Common Implementation Errors

Noise schedules are simple, but implementation mistakes are common.

ErrorConsequence
Off-by-one timestep indexingWrong noise level during training or sampling
Forgetting cumulative productUses one-step noise instead of total noise
Wrong device placementCPU/GPU tensor mismatch
Wrong broadcast shapeSchedule values applied incorrectly
Excessive βt\beta_tNumerical instability
Final αˉT\bar{\alpha}_T too largeEndpoint still contains signal
Mixing zero-based and one-based notationIncorrect formulas in code

A useful check is to inspect αˉt\bar{\alpha}_t, 1αˉt1-\bar{\alpha}_t, and SNR over time. They should change smoothly and monotonically.

Summary

A noise schedule defines how the forward diffusion process corrupts data. The basic schedule is the sequence of one-step variances βt\beta_t, but most analysis is clearer through the cumulative signal coefficient αˉt\bar{\alpha}_t and SNR.

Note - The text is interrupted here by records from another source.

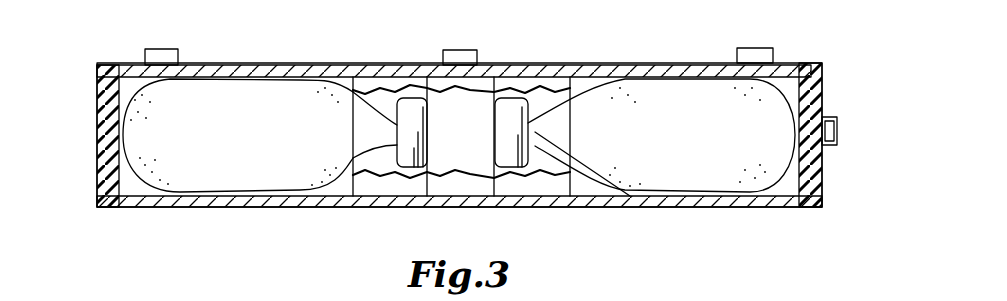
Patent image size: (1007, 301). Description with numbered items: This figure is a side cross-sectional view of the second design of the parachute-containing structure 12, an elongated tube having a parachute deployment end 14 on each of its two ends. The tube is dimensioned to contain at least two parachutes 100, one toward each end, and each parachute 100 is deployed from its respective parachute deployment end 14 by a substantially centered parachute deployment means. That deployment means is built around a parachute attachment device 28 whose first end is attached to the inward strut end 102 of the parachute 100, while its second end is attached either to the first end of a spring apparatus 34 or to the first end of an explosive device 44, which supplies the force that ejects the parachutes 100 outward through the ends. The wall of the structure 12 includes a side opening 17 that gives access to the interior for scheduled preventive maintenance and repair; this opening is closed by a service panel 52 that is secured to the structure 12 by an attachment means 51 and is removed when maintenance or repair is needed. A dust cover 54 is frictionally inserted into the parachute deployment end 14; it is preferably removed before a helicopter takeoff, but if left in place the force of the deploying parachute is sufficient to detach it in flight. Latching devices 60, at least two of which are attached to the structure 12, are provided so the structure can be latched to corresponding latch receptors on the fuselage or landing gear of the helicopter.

The parachute-containing structure 12 is at (332, 64).
The parachute deployment end 14 is at (132, 180).
The side opening 17 is at (382, 160).
The parachute attachment device 28 is at (515, 108).
The spring apparatus 34 is at (440, 153).
The explosive device 44 is at (441, 160).
The attachment means 51 is at (355, 91).
The service panel 52 is at (548, 181).
The dust cover 54 is at (98, 98).
The latching device 60 is at (168, 52).
The parachute 100 is at (234, 90).
The strut end 102 is at (627, 207).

Linear schedules are simple. Cosine schedules often allocate denoising difficulty more effectively. Continuous-time models describe schedules with smooth noise functions or log-SNR curves.

Schedule design affects training stability, sampling quality, and inference speed. A good schedule makes the reverse process learnable, destroys the data distribution by the final timestep, and covers useful noise levels for both coarse structure and fine detail.